Dy-Liaco said that forensic experts agree that child abuse does not have a single cause, and that focusing on one cause has allowed abuse to happen. He said that focusing on homosexuality in this area “is wrong” because “it is a form, but not the cause” of clerical sex abuse.
After the press briefing ended, I individually asked the other two panelists if they agreed with Collins and Dy-Liaco. Thorp responded enthusiastically: “Absolutely, yes!”
When asked if she agreed that the cause was not gay priests, Baroness Hollins responded:
“Yes, I do.the point is simply that it’s more about sexual immaturity. Often the people I’ve worked with who have been abusers were themselves abused as children and didn’t know how to deal with it. Whether you are heterosexual or homosexual, if you are sexually immature and hurt, there is a chance that your own difficulties will spill over into your relationships with other people and for some people that becomes abuse. It’s not to do with whether you’re homosexual or heterosexual, its about whether or not you have developed into a fully integrated human being, and that includes sexuality.”

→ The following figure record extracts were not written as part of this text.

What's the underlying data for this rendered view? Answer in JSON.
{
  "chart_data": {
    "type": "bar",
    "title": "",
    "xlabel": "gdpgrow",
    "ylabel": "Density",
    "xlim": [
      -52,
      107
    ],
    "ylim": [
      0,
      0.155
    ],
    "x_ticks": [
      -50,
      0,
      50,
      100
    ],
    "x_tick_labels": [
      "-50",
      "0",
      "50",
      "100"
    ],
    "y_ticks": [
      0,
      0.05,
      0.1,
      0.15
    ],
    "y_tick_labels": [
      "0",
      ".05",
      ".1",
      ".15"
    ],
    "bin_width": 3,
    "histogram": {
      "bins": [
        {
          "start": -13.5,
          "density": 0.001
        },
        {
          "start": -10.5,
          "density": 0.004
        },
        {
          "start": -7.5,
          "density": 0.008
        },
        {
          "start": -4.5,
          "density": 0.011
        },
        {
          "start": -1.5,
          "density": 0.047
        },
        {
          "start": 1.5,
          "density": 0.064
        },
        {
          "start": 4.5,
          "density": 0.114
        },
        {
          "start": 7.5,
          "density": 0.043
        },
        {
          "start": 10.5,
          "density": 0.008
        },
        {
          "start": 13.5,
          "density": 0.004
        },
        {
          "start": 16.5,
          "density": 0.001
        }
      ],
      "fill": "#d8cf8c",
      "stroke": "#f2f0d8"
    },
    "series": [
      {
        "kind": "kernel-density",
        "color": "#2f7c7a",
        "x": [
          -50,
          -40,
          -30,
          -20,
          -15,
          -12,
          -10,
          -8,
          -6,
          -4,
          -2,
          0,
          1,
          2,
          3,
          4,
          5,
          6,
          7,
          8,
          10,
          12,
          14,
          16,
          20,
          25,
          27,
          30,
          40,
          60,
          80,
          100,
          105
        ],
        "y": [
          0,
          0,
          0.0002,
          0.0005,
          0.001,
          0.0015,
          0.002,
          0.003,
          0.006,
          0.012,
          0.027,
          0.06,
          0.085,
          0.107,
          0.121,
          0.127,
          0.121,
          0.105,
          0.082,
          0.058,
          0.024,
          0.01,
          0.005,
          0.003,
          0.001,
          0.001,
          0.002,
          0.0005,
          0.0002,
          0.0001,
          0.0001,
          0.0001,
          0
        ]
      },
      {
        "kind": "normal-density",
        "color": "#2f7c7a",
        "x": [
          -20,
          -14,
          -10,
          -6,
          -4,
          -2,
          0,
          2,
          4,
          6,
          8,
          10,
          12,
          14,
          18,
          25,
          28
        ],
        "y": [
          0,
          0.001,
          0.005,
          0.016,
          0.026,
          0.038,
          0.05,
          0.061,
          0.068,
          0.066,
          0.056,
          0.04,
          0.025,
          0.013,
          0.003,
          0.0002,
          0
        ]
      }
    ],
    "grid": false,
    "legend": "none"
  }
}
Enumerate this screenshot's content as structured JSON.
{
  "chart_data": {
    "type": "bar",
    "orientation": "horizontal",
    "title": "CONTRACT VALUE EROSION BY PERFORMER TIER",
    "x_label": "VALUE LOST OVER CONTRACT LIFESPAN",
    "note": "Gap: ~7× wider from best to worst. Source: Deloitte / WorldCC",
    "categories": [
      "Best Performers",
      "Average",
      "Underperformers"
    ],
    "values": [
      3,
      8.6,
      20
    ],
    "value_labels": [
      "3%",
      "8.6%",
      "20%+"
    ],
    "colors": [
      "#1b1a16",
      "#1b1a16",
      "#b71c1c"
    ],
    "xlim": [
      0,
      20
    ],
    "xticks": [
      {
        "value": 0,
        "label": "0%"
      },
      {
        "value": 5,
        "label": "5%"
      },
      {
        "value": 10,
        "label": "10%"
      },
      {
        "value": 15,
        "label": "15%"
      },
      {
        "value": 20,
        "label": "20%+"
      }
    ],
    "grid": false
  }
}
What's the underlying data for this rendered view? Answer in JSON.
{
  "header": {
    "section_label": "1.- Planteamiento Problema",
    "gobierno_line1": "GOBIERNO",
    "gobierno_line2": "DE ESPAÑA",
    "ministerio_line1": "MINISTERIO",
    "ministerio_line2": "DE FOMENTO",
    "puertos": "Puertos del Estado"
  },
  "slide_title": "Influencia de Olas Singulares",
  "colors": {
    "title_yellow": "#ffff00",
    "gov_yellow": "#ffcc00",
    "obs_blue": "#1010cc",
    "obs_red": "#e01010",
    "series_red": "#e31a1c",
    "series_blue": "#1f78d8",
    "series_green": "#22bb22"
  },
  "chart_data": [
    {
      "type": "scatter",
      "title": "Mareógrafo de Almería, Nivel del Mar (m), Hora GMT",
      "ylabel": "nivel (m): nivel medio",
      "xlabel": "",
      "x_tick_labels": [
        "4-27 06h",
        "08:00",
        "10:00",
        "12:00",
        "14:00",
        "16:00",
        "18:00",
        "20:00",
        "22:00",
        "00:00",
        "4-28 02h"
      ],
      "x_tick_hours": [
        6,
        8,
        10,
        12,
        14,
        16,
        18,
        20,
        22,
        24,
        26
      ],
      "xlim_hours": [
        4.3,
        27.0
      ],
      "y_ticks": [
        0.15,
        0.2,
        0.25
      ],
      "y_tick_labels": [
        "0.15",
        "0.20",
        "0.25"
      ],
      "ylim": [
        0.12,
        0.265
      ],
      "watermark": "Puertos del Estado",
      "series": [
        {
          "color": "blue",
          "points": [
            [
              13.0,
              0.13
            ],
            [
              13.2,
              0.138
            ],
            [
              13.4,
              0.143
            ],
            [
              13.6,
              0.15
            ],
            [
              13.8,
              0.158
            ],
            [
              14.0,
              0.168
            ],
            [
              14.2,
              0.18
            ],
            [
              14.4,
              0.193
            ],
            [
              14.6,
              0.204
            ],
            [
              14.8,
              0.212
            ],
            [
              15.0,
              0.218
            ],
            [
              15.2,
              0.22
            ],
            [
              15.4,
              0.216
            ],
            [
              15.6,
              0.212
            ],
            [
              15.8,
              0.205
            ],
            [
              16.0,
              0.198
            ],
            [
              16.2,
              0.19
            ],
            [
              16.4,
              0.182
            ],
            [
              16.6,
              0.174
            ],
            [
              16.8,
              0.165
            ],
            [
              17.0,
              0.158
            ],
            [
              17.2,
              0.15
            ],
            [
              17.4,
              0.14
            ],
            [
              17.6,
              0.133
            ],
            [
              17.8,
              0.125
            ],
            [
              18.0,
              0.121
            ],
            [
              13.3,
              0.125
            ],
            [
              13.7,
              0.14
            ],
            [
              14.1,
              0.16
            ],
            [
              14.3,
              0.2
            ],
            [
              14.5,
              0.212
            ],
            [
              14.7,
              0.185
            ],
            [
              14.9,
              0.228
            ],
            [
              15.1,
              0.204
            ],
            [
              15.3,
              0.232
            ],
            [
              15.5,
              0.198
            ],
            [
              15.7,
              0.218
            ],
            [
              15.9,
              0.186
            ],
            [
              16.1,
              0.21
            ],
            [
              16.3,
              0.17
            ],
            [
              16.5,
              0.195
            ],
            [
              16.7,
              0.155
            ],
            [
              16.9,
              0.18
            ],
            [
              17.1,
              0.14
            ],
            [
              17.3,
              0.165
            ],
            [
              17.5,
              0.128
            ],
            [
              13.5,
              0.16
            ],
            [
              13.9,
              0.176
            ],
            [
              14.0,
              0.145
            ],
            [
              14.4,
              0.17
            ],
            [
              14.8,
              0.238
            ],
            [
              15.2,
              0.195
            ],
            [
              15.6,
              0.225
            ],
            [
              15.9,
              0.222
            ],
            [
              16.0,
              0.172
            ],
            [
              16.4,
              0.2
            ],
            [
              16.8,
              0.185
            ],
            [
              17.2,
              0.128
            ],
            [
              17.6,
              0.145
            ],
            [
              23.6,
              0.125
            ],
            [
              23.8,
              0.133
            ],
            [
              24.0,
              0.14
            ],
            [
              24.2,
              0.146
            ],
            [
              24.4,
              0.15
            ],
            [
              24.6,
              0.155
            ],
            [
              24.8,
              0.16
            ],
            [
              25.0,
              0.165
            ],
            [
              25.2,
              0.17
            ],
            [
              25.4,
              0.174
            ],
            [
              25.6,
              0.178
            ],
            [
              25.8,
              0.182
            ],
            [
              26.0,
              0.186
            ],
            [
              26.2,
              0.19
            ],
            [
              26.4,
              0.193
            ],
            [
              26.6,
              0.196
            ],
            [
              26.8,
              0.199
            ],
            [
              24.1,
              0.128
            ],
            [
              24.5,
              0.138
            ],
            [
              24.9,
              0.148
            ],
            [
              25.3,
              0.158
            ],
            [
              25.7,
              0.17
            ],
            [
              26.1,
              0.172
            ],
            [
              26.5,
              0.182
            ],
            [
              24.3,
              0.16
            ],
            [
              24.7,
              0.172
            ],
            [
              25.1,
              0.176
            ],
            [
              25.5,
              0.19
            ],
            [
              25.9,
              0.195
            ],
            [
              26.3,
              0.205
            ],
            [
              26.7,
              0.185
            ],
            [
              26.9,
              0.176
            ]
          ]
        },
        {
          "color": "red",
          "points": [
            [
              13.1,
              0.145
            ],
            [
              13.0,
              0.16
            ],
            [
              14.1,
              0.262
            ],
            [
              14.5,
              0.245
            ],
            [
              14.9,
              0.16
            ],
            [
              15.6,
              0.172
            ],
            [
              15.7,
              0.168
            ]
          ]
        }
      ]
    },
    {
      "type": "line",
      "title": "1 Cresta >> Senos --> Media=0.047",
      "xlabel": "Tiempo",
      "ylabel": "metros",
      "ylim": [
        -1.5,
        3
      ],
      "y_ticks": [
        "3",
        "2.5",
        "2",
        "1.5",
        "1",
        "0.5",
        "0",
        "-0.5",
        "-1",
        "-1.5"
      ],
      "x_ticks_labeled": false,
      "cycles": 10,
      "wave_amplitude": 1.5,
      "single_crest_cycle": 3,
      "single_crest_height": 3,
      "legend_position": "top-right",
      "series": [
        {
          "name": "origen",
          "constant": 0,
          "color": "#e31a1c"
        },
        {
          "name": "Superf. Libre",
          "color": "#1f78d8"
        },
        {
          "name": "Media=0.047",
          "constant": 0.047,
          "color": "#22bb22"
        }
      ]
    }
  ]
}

These answers, from Catholics with strong personal professional credentials and who have been appointed to a Vatican Council or Archdiocesan office clearly, disprove the terrible notion brought up by some terribly misinformed church leaders such as Cardinal Raymond Burke and Bishop Robert Morlino of Madison, Wisconsin.
It is reassuring to know that at least the lay church leaders who have been consulted on clergy sex abuse roundly decry the theories opposed by those who are out to scapegoat gay priests.